When you think of Greece, you think of the Parthenon. It remains today the ideal of Classical architecture and artistic design.
The Parthenon stands today as the epitome of Greek architectural design, still perched on its spot on the Athenian Acropolis, though in quite a state of disrepair. It still holds up relatively well, considering the abuse it has endured since it was built well over 2,000 years ago. It remains a symbol of the strength and power of Ancient Greece, and its design has been emulated the world over in modern structures.
The Parthenon was a shrine to Athena, the patron goddess of the city-state of Athens. It was the central point of worship to her, where all festivals in her honor culminated, including the Panathenaic Procession. However, the Parthenon was not only a grand temple for a patron goddess; it stood as a reminder and a reflection of the military power and political prowess of Athens, and its leader, Pericles. It was literally a monument to celebrate Athens’ military victory over Sparta in one phase of the Peloponnesian War.
Earlier in the 5th century B.C., the Athenians began construction on a temple to Athena on the Acropolis. This original Parthenon was not to be completed. When the Persians sacked Athens in 480 B.C., what work that had been completed was destroyed, save for the foundation blocks. And when Pericles swore on the Oath of Plataia that no temples that had been destroyed by the “barbarians” were to be rebuilt (as a memorial and reminder of the senseless destruction of the city), it seemed that there would never be a Parthenon.
After several years had passed, and Pericles opened up the Delian Treasury for himself and his city-state, new plans were developed for another, even grander Parthenon, on the same site as the original. No expense was to be spared in its design and execution. Pericles turned to the top architects and artists of the day, including architects Iktinos and Kallicrates, and sculptor Pheidias. The temple was, after all, the embodiment of Athens’ and Pericles’ superiority over the rest of the world. Construction on the grand sanctuary began in 447 B.C.
The Parthenon is widely considered the high point of Doric architecture, though it famously has several Ionic elements incorporated in its design, including a continuous sculptural frieze and four Ionic columns that support the roof of the opisthodomos. It was a peripteral temple, characteristic of the Doric style, with simple Doric columns surrounding the outer porches. It was also adorned with triglyphs and metopes on the entablature, as well as high relief sculptures on its pediment. The metopes were sculpted in high relief as well. The entire temple was constructed with Pentellic marble, which was readily available to the workers.

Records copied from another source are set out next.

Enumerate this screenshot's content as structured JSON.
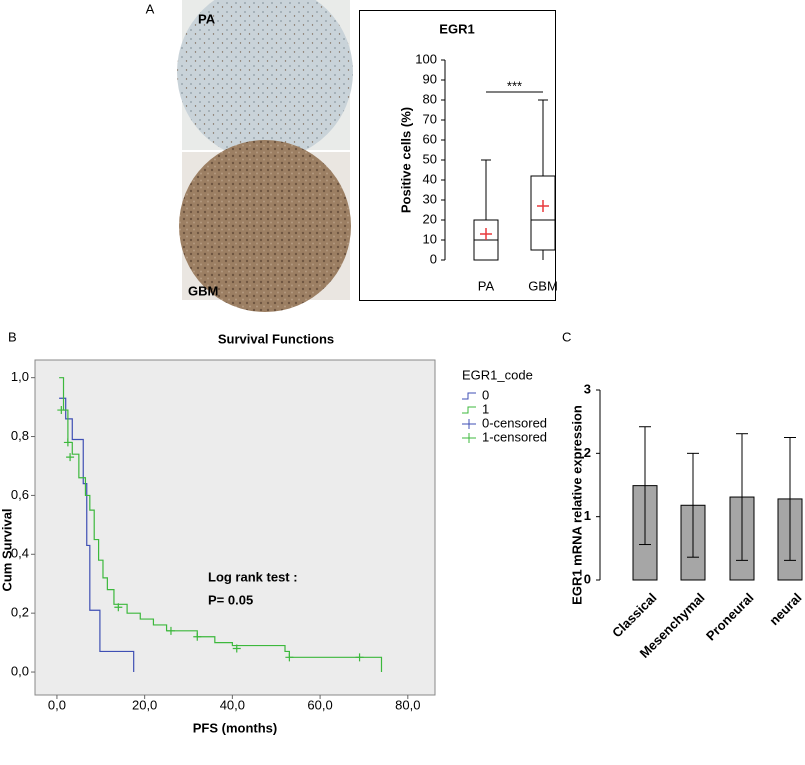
{
  "chart_data": [
    {
      "type": "box",
      "panel": "A",
      "title": "EGR1",
      "y_label": "Positive cells (%)",
      "image_labels": [
        "PA",
        "GBM"
      ],
      "annotation": "***",
      "categories": [
        "PA",
        "GBM"
      ],
      "boxes": [
        {
          "min": 0,
          "q1": 0,
          "median": 10,
          "q3": 20,
          "max": 50,
          "mean": 13
        },
        {
          "min": 0,
          "q1": 5,
          "median": 20,
          "q3": 42,
          "max": 80,
          "mean": 27
        }
      ],
      "color": "#000000",
      "mean_color": "#e8393c",
      "ylim": [
        0,
        100
      ],
      "yticks": [
        0,
        10,
        20,
        30,
        40,
        50,
        60,
        70,
        80,
        90,
        100
      ]
    },
    {
      "type": "line",
      "panel": "B",
      "title": "Survival Functions",
      "x_label": "PFS  (months)",
      "y_label": "Cum Survival",
      "step": true,
      "legend_title": "EGR1_code",
      "annotation": [
        "Log rank test :",
        "P= 0.05"
      ],
      "series": [
        {
          "name": "0",
          "color": "#3f4fb4",
          "x": [
            0.5,
            2,
            3.5,
            6,
            6.8,
            7.5,
            9.8,
            17.5
          ],
          "values": [
            0.93,
            0.86,
            0.79,
            0.64,
            0.43,
            0.21,
            0.07,
            0.0
          ]
        },
        {
          "name": "1",
          "color": "#3cb83c",
          "x": [
            0.5,
            1.5,
            2.5,
            3.5,
            5,
            6.5,
            7.5,
            8.5,
            9.5,
            10.5,
            11.5,
            13,
            16,
            19,
            22,
            25,
            32,
            36,
            40,
            52,
            53,
            74
          ],
          "values": [
            1.0,
            0.89,
            0.78,
            0.74,
            0.66,
            0.6,
            0.55,
            0.45,
            0.38,
            0.32,
            0.28,
            0.23,
            0.2,
            0.18,
            0.16,
            0.14,
            0.12,
            0.1,
            0.09,
            0.07,
            0.05,
            0.0
          ]
        }
      ],
      "censored": [
        {
          "name": "0-censored",
          "color": "#3f4fb4",
          "x": [],
          "values": []
        },
        {
          "name": "1-censored",
          "color": "#3cb83c",
          "x": [
            1,
            2.5,
            3,
            14,
            26,
            32,
            41,
            53,
            69
          ],
          "values": [
            0.89,
            0.78,
            0.73,
            0.22,
            0.14,
            0.12,
            0.08,
            0.05,
            0.05
          ]
        }
      ],
      "xlim": [
        -5,
        86.2
      ],
      "ylim": [
        -0.078,
        1.06
      ],
      "xticks": [
        {
          "value": 0,
          "label": "0,0"
        },
        {
          "value": 20,
          "label": "20,0"
        },
        {
          "value": 40,
          "label": "40,0"
        },
        {
          "value": 60,
          "label": "60,0"
        },
        {
          "value": 80,
          "label": "80,0"
        }
      ],
      "yticks": [
        {
          "value": 0,
          "label": "0,0"
        },
        {
          "value": 0.2,
          "label": "0,2"
        },
        {
          "value": 0.4,
          "label": "0,4"
        },
        {
          "value": 0.6,
          "label": "0,6"
        },
        {
          "value": 0.8,
          "label": "0,8"
        },
        {
          "value": 1,
          "label": "1,0"
        }
      ]
    },
    {
      "type": "bar",
      "panel": "C",
      "y_label": "EGR1 mRNA relative expression",
      "categories": [
        "Classical",
        "Mesenchymal",
        "Proneural",
        "neural"
      ],
      "values": [
        1.49,
        1.18,
        1.31,
        1.28
      ],
      "errors": [
        0.93,
        0.82,
        1.0,
        0.97
      ],
      "color": "#a6a6a6",
      "ylim": [
        0,
        3
      ],
      "yticks": [
        0,
        1,
        2,
        3
      ]
    }
  ]
}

The Parthenon is considered to be a “perfect” temple. To look at it from its front, it looks perfectly straight. But, the genius of its temple lies in the optical refinements that were used in order to fool the eye into seeing something totally straight. From the foundation upwards, the horizontal lines of the columns and walls were made with a slight inward curvature. This gave an upward lift to the appearance, making the temple appear taller and giving it more strength. The individual columns were given this treatment as well. They were tapered vertically, growing slightly narrower as they went up.

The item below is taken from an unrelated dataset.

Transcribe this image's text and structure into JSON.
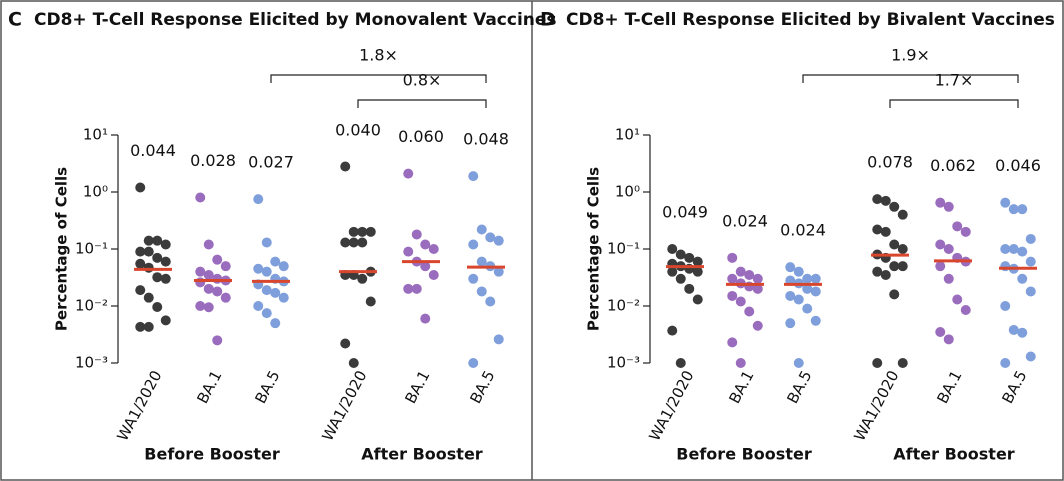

Inside all Greek temples, there would have been a cult statue. The Parthenon was no exception, and the cult statue of Athena must have been truly an awesome spectacle. It is said to have been carved out of pure ivory, and embellished with gold. She would have stood 12 meters (or about 39 feet) tall, and would have been adorned with a heavy peplos that would have been changed during the Panathenaia. Unfortunately, nothing remains of this supposed sculptural wonder, as the statue was taken away to Constantinople during the late Roman Empire, and it was lost forever.
Construction on the Parthenon was completed in 432 B.C. It was documented by ancient scholars and historians, who described it splendor and magnitude. It was truly a monument befitting Athena, and her city of Athens. It stood in all of its glory for nearly 1000 years, through the Classical Period, the Hellenistic Period, and it even survived Roman times, when Athens was reduced to a mere province of the Empire. After the cult statue had been taken to Constantinople, the Parthenon was converted to a Christian church, which likely helped it to survive even longer. Then, in 1456, the Ottomans took Athens, and the Parthenon became a mosque.
But, the Parthenon received a great literal blow, when in 1687, under attack from the Venetians, the Ottomans used the Acropolis as a fortification, and stocked the Parthenon with gun powder. The Venetians fired from a nearby hill, and hit the temple, devastating its internal structure, collapsing its roof, and causing great damage to its sculptural decoration. And thus was the end of the Parthenon’s long and majestic history. Today, it is a protected historical and archaeological site, having been undergoing restorative renovation in the last several years. Though it is only a shell of its formal self, one can still appreciate the skill and beauty of this once great and important structure.